Dans une deuxième partie, le roman tourne au thriller avec la traque du journaliste Keeling et la mise en œuvre du plan diabolique élaboré par Ted Muller-Smith,le gourou de la puissante Ijing Ltd. Ces deux parties de l’intrigue sont parfaitement réalisées et sont toutes les deux passionnantes.
L’écriture, sans fioriture est très efficace. Les personnages sont bien campés et complètement crédibles, que ce soit le personnage principal ou une palette de personnages secondaires très intéressants.

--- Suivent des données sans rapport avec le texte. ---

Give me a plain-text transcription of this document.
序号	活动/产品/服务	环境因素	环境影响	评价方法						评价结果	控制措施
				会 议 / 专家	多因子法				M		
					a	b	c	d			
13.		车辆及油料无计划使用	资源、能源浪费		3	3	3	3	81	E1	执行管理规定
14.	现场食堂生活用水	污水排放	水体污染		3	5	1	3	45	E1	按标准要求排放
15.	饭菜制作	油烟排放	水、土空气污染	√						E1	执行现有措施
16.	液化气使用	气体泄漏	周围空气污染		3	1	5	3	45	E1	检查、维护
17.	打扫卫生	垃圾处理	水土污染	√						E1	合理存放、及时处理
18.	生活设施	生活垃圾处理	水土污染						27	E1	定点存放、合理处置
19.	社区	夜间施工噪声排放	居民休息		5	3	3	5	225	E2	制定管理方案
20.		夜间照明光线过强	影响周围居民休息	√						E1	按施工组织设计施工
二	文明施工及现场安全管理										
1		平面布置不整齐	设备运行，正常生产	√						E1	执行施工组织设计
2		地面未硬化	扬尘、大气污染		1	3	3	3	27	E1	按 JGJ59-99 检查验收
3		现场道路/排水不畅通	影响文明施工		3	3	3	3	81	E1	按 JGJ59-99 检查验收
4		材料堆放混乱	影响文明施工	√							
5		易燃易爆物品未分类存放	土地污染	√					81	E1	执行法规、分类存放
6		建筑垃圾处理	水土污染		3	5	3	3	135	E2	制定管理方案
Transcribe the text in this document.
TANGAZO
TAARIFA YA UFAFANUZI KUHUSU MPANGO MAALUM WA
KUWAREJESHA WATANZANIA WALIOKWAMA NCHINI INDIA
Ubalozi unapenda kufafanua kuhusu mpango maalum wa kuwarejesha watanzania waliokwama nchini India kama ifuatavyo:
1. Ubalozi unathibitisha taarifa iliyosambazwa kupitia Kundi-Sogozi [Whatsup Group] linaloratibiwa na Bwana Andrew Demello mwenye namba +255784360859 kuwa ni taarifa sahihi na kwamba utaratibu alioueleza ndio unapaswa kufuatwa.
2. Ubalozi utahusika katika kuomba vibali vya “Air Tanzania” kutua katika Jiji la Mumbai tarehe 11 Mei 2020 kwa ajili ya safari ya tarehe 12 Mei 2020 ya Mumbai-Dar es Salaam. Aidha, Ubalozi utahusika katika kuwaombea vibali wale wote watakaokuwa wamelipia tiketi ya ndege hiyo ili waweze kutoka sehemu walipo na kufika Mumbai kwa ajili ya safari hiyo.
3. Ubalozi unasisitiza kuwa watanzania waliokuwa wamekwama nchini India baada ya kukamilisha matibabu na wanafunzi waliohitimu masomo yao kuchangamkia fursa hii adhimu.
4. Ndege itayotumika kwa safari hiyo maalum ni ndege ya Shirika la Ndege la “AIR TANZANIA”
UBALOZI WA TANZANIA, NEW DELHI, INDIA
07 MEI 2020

Excellent roman, mais hélas ! Il me semble que la fin de l’histoire n’est pas pas dans ce bouquin. Ce serait suite au prochain numéro ? Le lecteur frustré reste sur sa faim, le scénario n’est pas complètement bouclé. Je verrais bien une suite dont le titre serait Serenity, qui après avoir présenté ici les villes protégées, développerait le concept des nations privées. Attendons ! Espérons simplement que la suite (s’il y a) se limitera à un livre et que l’on ne tombera pas dans le roman feuilleton où il faut acheter une multitude de bouquins pour avoir le fin mot de l’histoire. Dommage car c’est un livre original et captivant, sans ça j’en aurais bien fait un coup de cœur.
Extrait :Les systèmes politiques actuels ont montré leurs limites. C’est au tour des pays administrés par des clients-actionnaires de voir le jour. La nationalité va devenir un produit comme un autre. On peut choisir l’entreprise dans laquelle on travaille. On peut la choisir en fonction de ses valeurs, des avantages qu’elle propose à ses salariés, de sa stratégie de développement, de son risque de faillite, de la personnalité de son patron. De la même manière, on pourra bientôt choisir le pays dans lequel on veut vivre et la nationalité qui va avec.
Un chouette bouquin que j’ai eu plaisir à lire et à chroniquer il y a un petit moment déjà ! Gageons que le suivant soit aussi bon que celui ci , car j’en redemande ! Amitiés!
salut Ray
merci pour ton commentaire et un clin d’oeil à la chute du papier: pour la suite, c’est plutôt bien vu…
Philippe
Le terrain est très bien préparé pour la suite. J’aurais été déçu s’il n’y en avait pas eu. Je l’attends avec impatience.